Muhakkak ki biz onlara taşlar fırlatan kasırga irsâl ettik... Lût’un ailesi müstesna... Onları seherde kurtardık.

35-) Nı’meten min ‘ındiNA* kezâlike necziy men şeker;

İndîmizden bir nimet olmak üzere... Şükredeni işte böyle cezalandırırız!

36-) Ve lekad enzerehüm batşetena fetemarev Bin nüzür;

Andolsun ki (Lût) onları şiddetle yakalamamız konusunda uyardı da, onlar uyarıcıları kuşkuyla karşıladılar!

37-) Ve lekad raveduhu an dayfihi fetamesna a’yunehüm fezûku azâbiy ve nüzür;

Andolsun ki Onun (Lût’un) konuklarından (şehvetle) zevk almak istediler de bu yüzden (görüşlerini) tam bir körlüğe soktuk! “Şimdi tadın azabımı ve uyarmalarımı!”

38-) Ve lekad sabbehahüm bükreten azâbun müstekırr;

Andolsun ki yerini bulmuş azap onlara sabahleyin bastırdı.

39-) Fezûku azâbiy ve nüzür;

Şimdi tadın azabımı ve uyarmalarımı!

40-) Ve lekad yessernel Kur’âne lizZikri fehel min müddekir;

Andolsun ki Kurân’ı kolaylaştırdık, hakikatin hatırlanması ve tefekkürü için! Buna göre bir düşünen yok mu?

41-) Ve lekad cae ale fir’avnen nüzür;

Andolsun ki Firavun ailesine de uyarıcılar geldi.

42-) Kezzebu Bi âyâtiNA kulliha feehaznâhüm ahze ‘Aziyzin Muktedir;

İşaretlerimizin hepsini yalanladılar! Biz de onları karşı konulmaz kudretle yakaladık!

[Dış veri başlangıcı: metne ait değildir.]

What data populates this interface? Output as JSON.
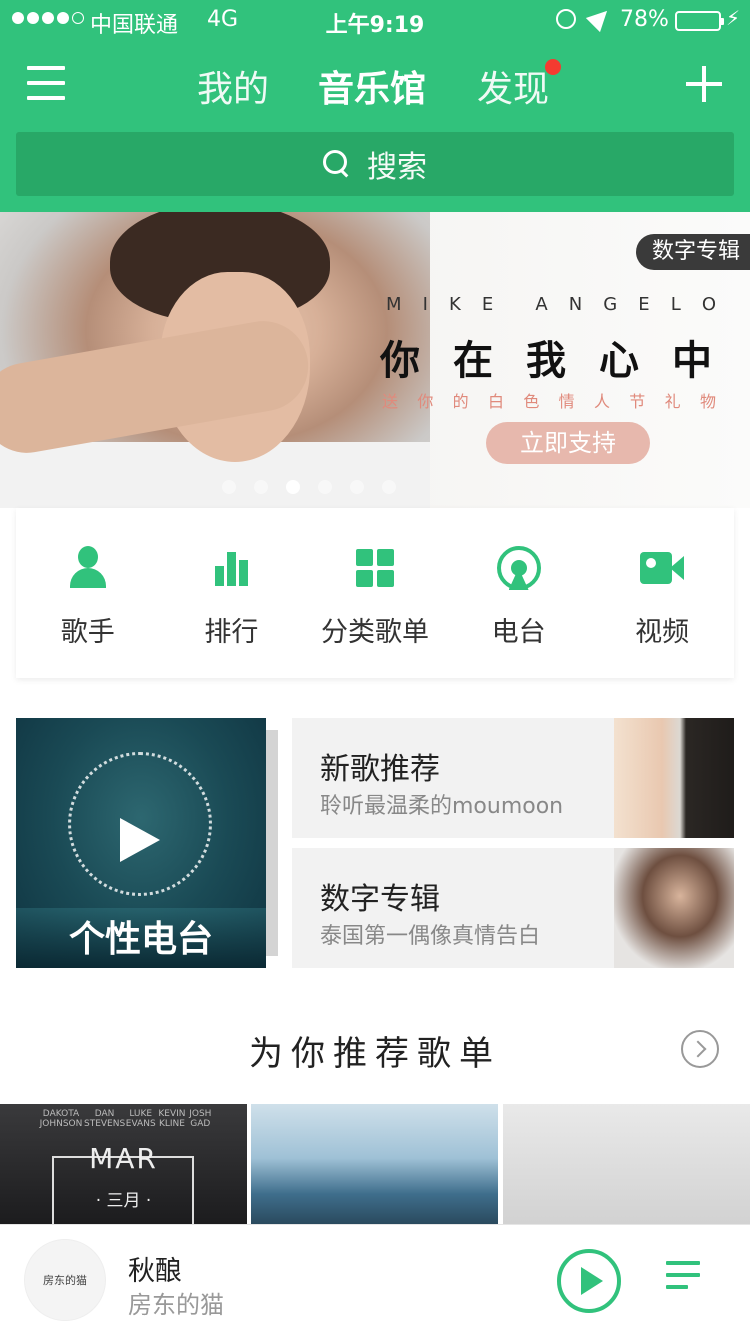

43-) Ekuffaruküm hayrun min ülaiküm em leküm beraetün fiyz zubur;

Sizin hakikat bilgisini inkâr edenleriniz bunlardan daha mı hayırlıdır? Yoksa zeburlarda (hikmetli bilgilerde) sizin için bir kurtuluş müjdesi mi var?

44-) Em yekulune nahnu cemiy’un müntesır;

Yoksa: “Biz yardımlaşan (yenilmez) topluluğuz” mu diyorlar?

45-) Seyuhzemul cem’u ve yuvelluned dübür;

Yakında o topluluk (Bedir’de) yenilecek ve arkalarını dönüp kaçacaklar!

46-) Belis sa’atu mev’ıduhüm ves sa’atu edha ve emerr;

Hayır, onların azapla buluşma zamanı O Saat’tir (ölüm)! O saat, (savaş yenilgisinden) daha şiddetli ve daha acıdır.

47-) İnnel mucrimiyne fiy dalâlin ve su’ur;

Muhakkak ki suçlular bir sapma ve ahmaklık içindedirler.

48-) Yevme yushabune fiyn nari alâ vucuhihim* zûku messe sekar;

O süreçte yüzleri üzere ateşte sürüklenirler! “Sakar’ın (cehennemin) yakışını tadın!” (denilir).

49-) İnna külle şey’in halaknâhu Bi kader;

Muhakkak ki biz her şeyi kaderiyle (yazılı - programlanmış) yarattık!

50-) Ve ma emruna illâ vahıdetun kelemhın Bil basar;

Emrimiz (hüküm ve oluş) tektir; göz kırpması gibidir (Allâh’a göre “AN” içinde olmuştur)!

51-) Ve lekad ehlekna eşya’akum fehel min muddekir;

Andolsun ki sizin benzerlerinizi helâk ettik... Bunu bir düşünen yok mu?

52-) Ve küllü şey’in fealuhu fiyz zubur;

İşledikleri her şeyin bilgisi zeburlardadır (hikmet dolu bilgi metinlerinde).

53-) Ve küllü sağıyrin ve kebiyrin mustetar;

Küçük - büyük hepsi satır satırdır!

54-) İnnel müttekıyne fiy cennatin ve neher;

Muhakkak ki korunanlar cennetlerde ve nehir kıyılarındadırlar.

55-) Fiy mak’adi sıdkın ‘ınde Meliykin Muktedir;

Melik-i Muktedir’in kuvveleriyle hakikati yaşam boyutundadırlar!

43 / 120

Bunlar da İlginizi Çekebilir

Bu Kitabı İndirebilirsiniz!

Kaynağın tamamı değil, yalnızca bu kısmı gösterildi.